A federal lawsuit filed last Thursday against Cisco Systems claims the computer networking company helped design the controversial “Golden Shield” firewall used by the Chinese government to censor the internet and monitor dissidents, such as members of Falun Gong, a spiritual movement that is banned in China. Several Falun Gong members have been apprehended by Chinese officials, arrested, tortured, and at least one member was beaten to death. Another is missing and presumed dead.

The lawsuit was filed by The Human Rights Law Foundation on behalf of members of Falun Gong via the Alien Torts Statute, a federal law that permits foreign nationals to sue for violations of international law in the United States federal court. Charges have also been brought under the Torture Victim Protection Act. The 52-page suit contains a marketing slide revealing the goal of the Golden Shield to “douzheng” or persecute Falun Gong and other cults.

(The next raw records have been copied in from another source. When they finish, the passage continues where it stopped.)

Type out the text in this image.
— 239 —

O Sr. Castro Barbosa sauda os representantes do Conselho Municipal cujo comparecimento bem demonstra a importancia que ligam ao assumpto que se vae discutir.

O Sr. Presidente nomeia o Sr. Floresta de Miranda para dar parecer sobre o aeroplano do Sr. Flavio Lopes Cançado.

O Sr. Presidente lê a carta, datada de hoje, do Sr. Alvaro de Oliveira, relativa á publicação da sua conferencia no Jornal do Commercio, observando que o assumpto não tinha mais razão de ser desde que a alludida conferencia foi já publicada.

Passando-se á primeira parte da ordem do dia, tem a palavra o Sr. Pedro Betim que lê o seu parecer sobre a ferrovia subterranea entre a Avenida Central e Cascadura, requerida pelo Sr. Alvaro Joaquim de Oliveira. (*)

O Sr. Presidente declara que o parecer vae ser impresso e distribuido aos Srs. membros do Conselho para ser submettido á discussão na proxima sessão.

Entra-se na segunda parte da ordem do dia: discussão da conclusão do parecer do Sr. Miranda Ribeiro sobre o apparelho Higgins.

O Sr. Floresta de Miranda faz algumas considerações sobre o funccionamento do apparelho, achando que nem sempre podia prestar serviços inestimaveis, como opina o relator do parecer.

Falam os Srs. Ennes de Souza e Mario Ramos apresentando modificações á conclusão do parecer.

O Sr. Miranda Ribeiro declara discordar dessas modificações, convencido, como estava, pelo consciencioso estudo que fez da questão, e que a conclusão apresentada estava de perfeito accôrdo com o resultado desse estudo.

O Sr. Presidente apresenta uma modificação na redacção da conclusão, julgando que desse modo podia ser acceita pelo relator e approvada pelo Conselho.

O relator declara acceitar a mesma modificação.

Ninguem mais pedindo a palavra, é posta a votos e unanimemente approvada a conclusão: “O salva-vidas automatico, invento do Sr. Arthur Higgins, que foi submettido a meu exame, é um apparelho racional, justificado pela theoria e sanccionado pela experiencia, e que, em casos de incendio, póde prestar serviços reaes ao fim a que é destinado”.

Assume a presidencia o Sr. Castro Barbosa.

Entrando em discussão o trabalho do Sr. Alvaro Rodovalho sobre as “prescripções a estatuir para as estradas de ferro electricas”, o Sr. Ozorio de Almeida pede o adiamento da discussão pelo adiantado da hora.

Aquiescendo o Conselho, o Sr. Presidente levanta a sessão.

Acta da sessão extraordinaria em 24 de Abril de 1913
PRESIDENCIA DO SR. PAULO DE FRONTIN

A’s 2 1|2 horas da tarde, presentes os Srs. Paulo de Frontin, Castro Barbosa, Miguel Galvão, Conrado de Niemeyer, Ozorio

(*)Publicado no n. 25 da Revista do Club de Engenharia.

The company denied the allegations, stating, “Cisco does not operate networks in China or elsewhere, nor does Cisco customise our products in any way that would facilitate censorship or repression.”

One response to “Cisco sued by Falun Gong members for “aiding” Chinese censorship”

  1. hai ming says:

    Chinese Communist authorities are notorious for censorship. U.S. enterprises are ashamed to be aiding the violation of human rights in China.